Apoyo de la principal entidad pediátrica española
La AEP es una Sociedad médico-científica, sin fines lucrativos, formada por las distintas sociedades pediátricas españolas, con la finalidad de promocionarlas, coordinar sus actividades y representarlas tanto a nivel nacional como internacional. Entre sus funciones se encuentra el velar por cuanto se refiere a la salud del niño y del adolescente, fomentar el desarrollo de la Pediatría en sus aspectos asistenciales, docentes y de investigación, y asesorar a los organismos Estatales y privados en los asuntos que afecten a la salud y a la integridad psicofísica y social del niño y del adolescente.
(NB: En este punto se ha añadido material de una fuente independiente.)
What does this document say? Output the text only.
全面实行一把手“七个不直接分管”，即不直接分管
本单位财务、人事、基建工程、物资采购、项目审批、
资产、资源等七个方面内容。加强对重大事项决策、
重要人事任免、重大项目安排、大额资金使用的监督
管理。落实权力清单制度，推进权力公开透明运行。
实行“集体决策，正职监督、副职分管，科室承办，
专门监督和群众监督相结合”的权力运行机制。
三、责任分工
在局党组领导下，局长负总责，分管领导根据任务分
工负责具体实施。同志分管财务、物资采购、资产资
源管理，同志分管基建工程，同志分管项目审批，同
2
El 75% de los fracasos escolares está relacionado con la visión.
Según datos de la Campaña de Protección Ocular (CPO), el 75% de los fracasos escolares está relacionado con deficiencias visuales, una cifra en absoluto desmedida si se tiene en cuenta que, en condiciones de correcto funcionamiento de los demás sentidos, el 80% de la información que recibimos viene dado a través de la visión.
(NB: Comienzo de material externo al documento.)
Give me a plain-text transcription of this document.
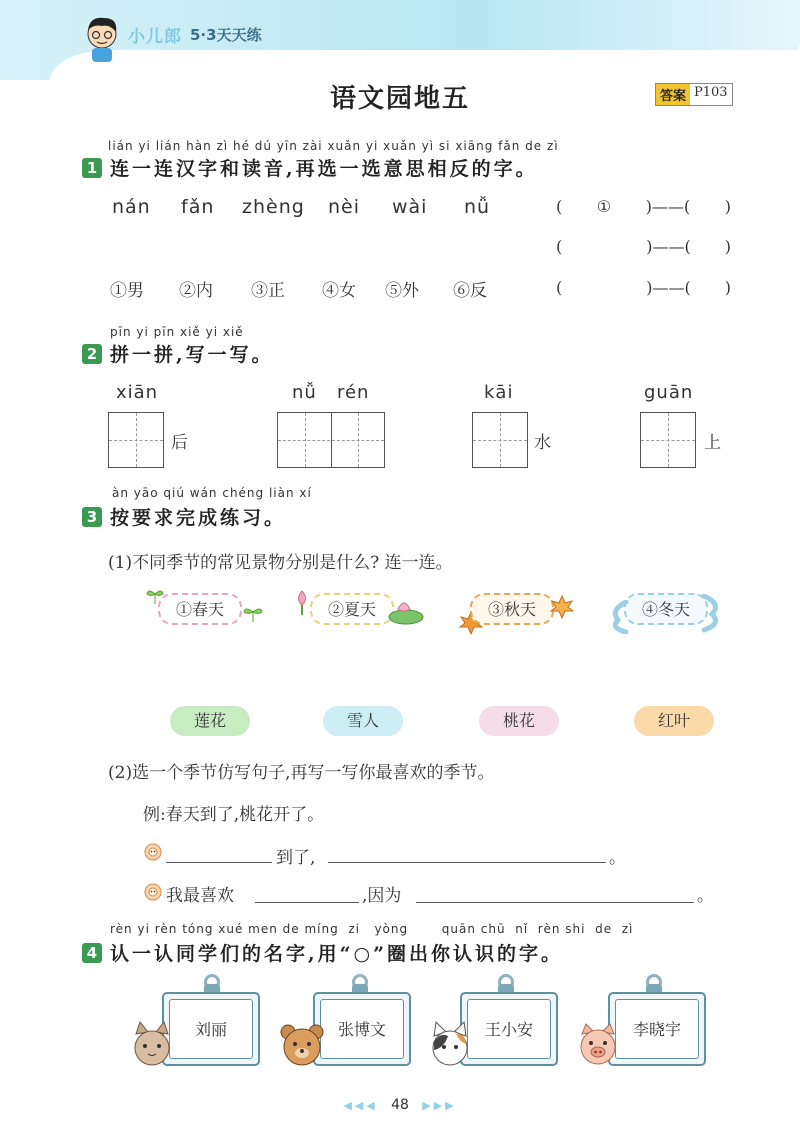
小儿郎 5·3天天练
语文园地五	答案 P103
lián yi lián hàn zì hé dú yīn zài xuǎn yi xuǎn yì si xiāng fǎn de zì
1 连一连汉字和读音,再选一选意思相反的字。
nán fǎn zhèng nèi wài nǚ
①男 ②内 ③正 ④女 ⑤外 ⑥反
( ① )——( )
(	)——( )
(	)——( )
pīn yi pīn xiě yi xiě
2 拼一拼,写一写。
xiān
后
nǚ   rén	kāi
水
guān
上
àn yāo qiú wán chéng liàn xí
3 按要求完成练习。
(1)不同季节的常见景物分别是什么? 连一连。
①春天	②夏天	③秋天	④冬天
莲花	雪人	桃花	红叶
(2)选一个季节仿写句子,再写一写你最喜欢的季节。
例:春天到了,桃花开了。
到了,	。
我最喜欢	,因为	。
rèn yi rèn tóng xué men de míng  zi   yòng       quān chū  nǐ  rèn shi  de  zì
4 认一认同学们的名字,用“○”圈出你认识的字。
刘丽	张博文	王小安	李晓宇
◀◀◀ 48 ▶▶▶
Si además tenemos en cuenta que en los primeros años escolares, con el aprendizaje de la lectura y la escritura, es cuando se ponen los verdaderos cimientos de la formación, la importancia de una buena visión resulta determinante para el rendimiento académico de cualquier alumno.
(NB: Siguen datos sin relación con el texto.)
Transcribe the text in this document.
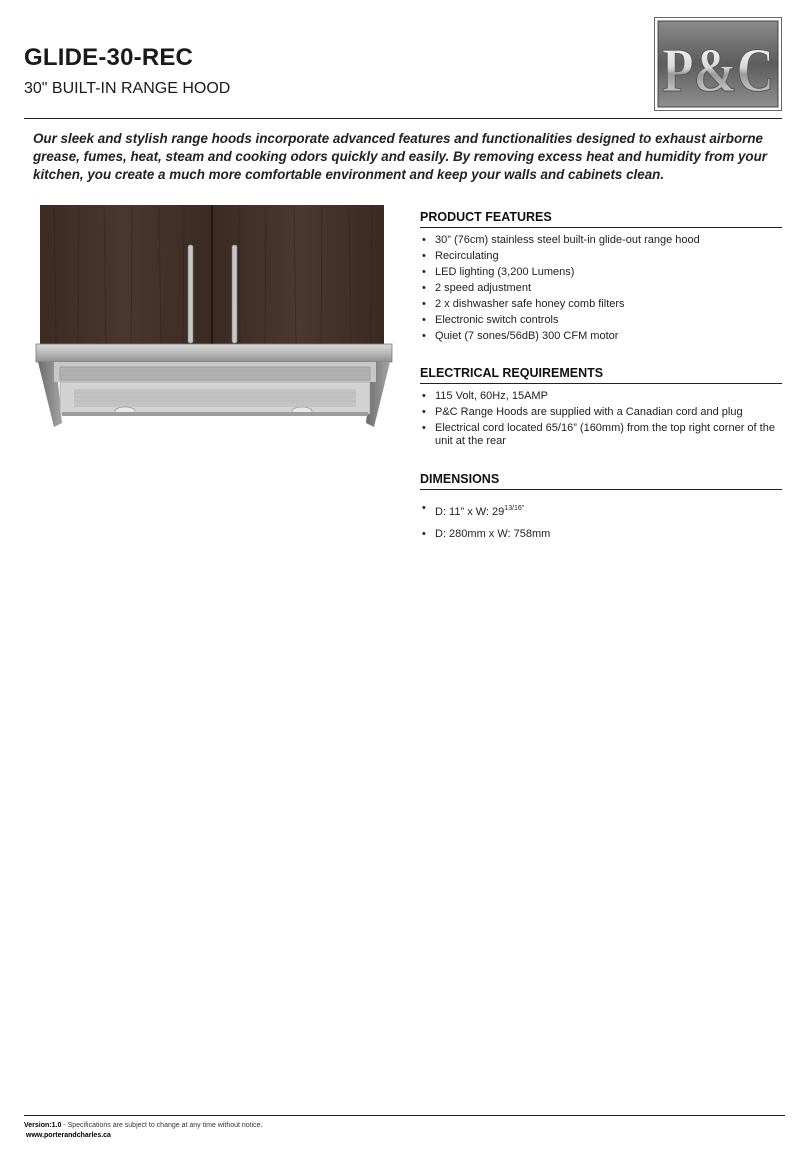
GLIDE-30-REC
30" BUILT-IN RANGE HOOD	P&C

Our sleek and stylish range hoods incorporate advanced features and functionalities designed to exhaust airborne grease, fumes, heat, steam and cooking odors quickly and easily. By removing excess heat and humidity from your kitchen, you create a much more comfortable environment and keep your walls and cabinets clean.

PRODUCT FEATURES
• 30” (76cm) stainless steel built-in glide-out range hood
• Recirculating
• LED lighting (3,200 Lumens)
• 2 speed adjustment
• 2 x dishwasher safe honey comb filters
• Electronic switch controls
• Quiet (7 sones/56dB) 300 CFM motor
ELECTRICAL REQUIREMENTS
• 115 Volt, 60Hz, 15AMP
• P&C Range Hoods are supplied with a Canadian cord and plug
• Electrical cord located 65/16” (160mm) from the top right corner of the unit at the rear
DIMENSIONS
• D: 11” x W: $29^{13/16”}$
• D: 280mm x W: 758mm
Version:1.0 - Specifications are subject to change at any time without notice.
www.porterandcharles.ca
El fracaso escolar en España supera en un 4% la media europea.
A pesar de la buena progresión con una reducción del 2% anual, el fracaso escolar sigue afectando a un 25% de los alumnos españoles, un 4% por encima de la media europea. Estos datos, recogidos en un informe elaborado por la Fundación por la Modernización de España (FME) suponen que uno de cada cuatro estudiantes no logra el título de graduado en Educación Secundaria Obligatoria (ESO)
La miopía, a la cabeza de las disfunciones visuales de los estudiantes.
Un 80% de los estudiantes españoles tiene problemas visuales y a un 25% de ellos les aparece la miopía durante la etapa escolar. Según datos publicados por la CPO, se calcula que en España el total de niños miopes a la edad de 6 años no llega al 5%, mientras que esa cifra se eleva hasta el 26% al finalizar la Educación Secundaria Obligatoria y hasta el 60% al acabar los estudios universitarios.
Cómo prevenir: revisiones periódicas
Los defectos visuales no corregidos afectan de forma negativa en el rendimiento escolar del niño. Los expertos consideran imprescindible realizar una revisión antes de que el niño empiece su escolarización.
Se estima que tan sólo entre un 20% y un 30% de las deficiencias oculares se detectan en las revisiones escolares.
Este dato es especialmente preocupante si consideramos que muchas de estas disfunciones pueden superarse fácilmente si se detectan a corta edad (entre los 6 y los 7 años) y se aplica el tratamiento adecuado.